Imagine that you had £10 per month to allocate between two goods, A and B. Imagine that good A cost £2 per unit and good B cost £1 per unit. Imagine also that the utilities of the two goods are those set out in the table. (Note that the two goods are not substitutes for each other, so that the consumption of one does not affect the utility gained from the other.)

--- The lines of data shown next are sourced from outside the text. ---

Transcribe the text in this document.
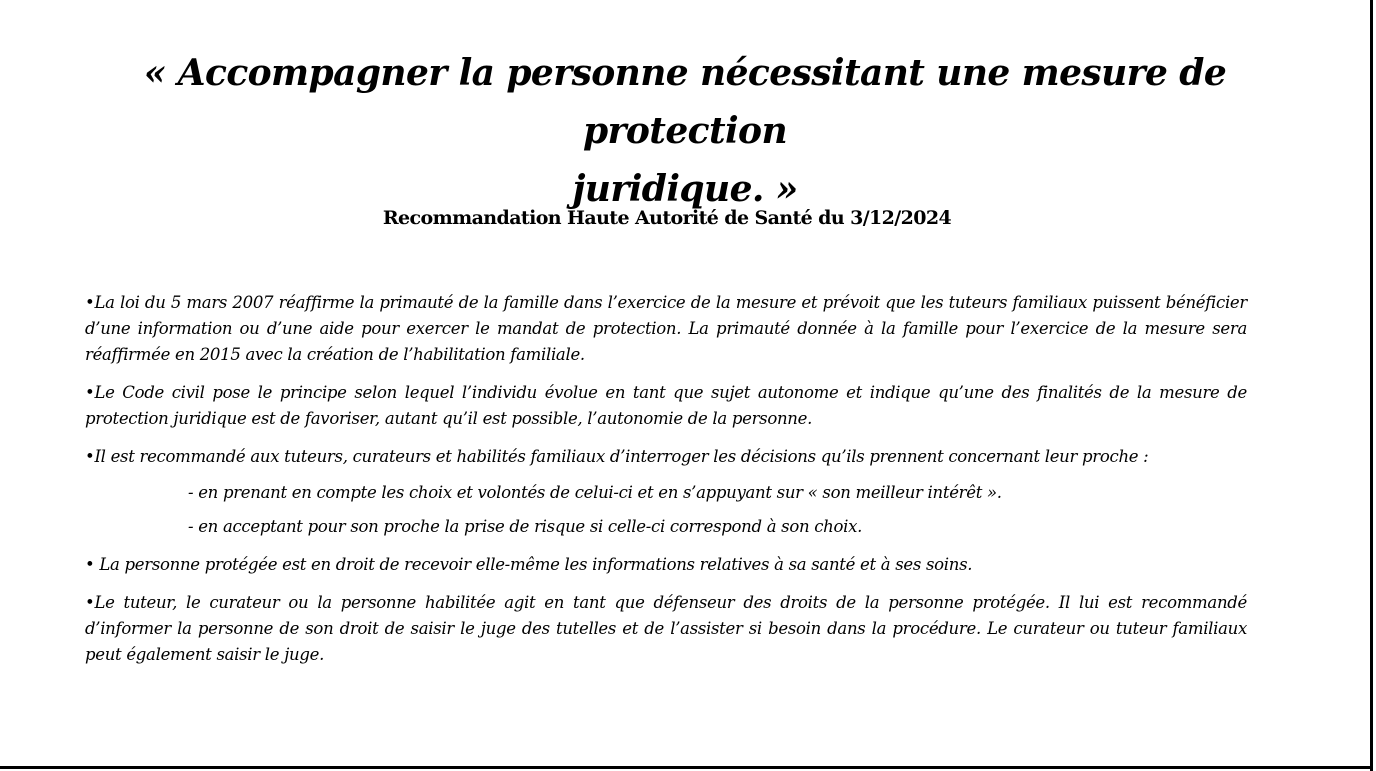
« Accompagner la personne nécessitant une mesure de protection
juridique. »
Recommandation Haute Autorité de Santé du 3/12/2024

•La loi du 5 mars 2007 réaffirme la primauté de la famille dans l’exercice de la mesure et prévoit que les tuteurs familiaux puissent bénéficier d’une information ou d’une aide pour exercer le mandat de protection. La primauté donnée à la famille pour l’exercice de la mesure sera réaffirmée en 2015 avec la création de l’habilitation familiale.

•Le Code civil pose le principe selon lequel l’individu évolue en tant que sujet autonome et indique qu’une des finalités de la mesure de protection juridique est de favoriser, autant qu’il est possible, l’autonomie de la personne.

•Il est recommandé aux tuteurs, curateurs et habilités familiaux d’interroger les décisions qu’ils prennent concernant leur proche :

- en prenant en compte les choix et volontés de celui-ci et en s’appuyant sur « son meilleur intérêt ».
- en acceptant pour son proche la prise de risque si celle-ci correspond à son choix.

• La personne protégée est en droit de recevoir elle-même les informations relatives à sa santé et à ses soins.

•Le tuteur, le curateur ou la personne habilitée agit en tant que défenseur des droits de la personne protégée. Il lui est recommandé d’informer la personne de son droit de saisir le juge des tutelles et de l’assister si besoin dans la procédure. Le curateur ou tuteur familiaux peut également saisir le juge.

The utility gained by a person from various quantities of two goods: A and B

	Good A			Good B
Units per month	MU (utils)	TU (utils)	Units per month	MU (utils)	TU (utils)
0	–	0.0	0	–	0.0
1	11.0	11.0	1	8.0	8.0
2	8.0	19.0	2	7.0	15.0
3	6.0	25.0	3	6.5	21.5
4	4.5	29.5	4	5.0	26.5
5	3.0	32.5	5	4.5	31.0
			6	4.0	35.0
			7	3.5	38.5
			8	3.0	41.5
			9	2.6	44.1
			10	2.3	46.4

(a)- What would be the marginal utility ratio (MU_a/MU_b) for the following combinations of the two goods: (i) 1A, 8B; (ii) 2A, 6B; (iii) 3A, 4B; (iv) 4A, 2B? (Each combination would cost £10.)

(b)- Show that where the marginal utility ratio (MU_A/MU_B) equals the price ratio (P_A/P_B) total utility is maximised.

(c)- If the two goods were substitutes for each other why would it not be possible to construct a table like the one given here?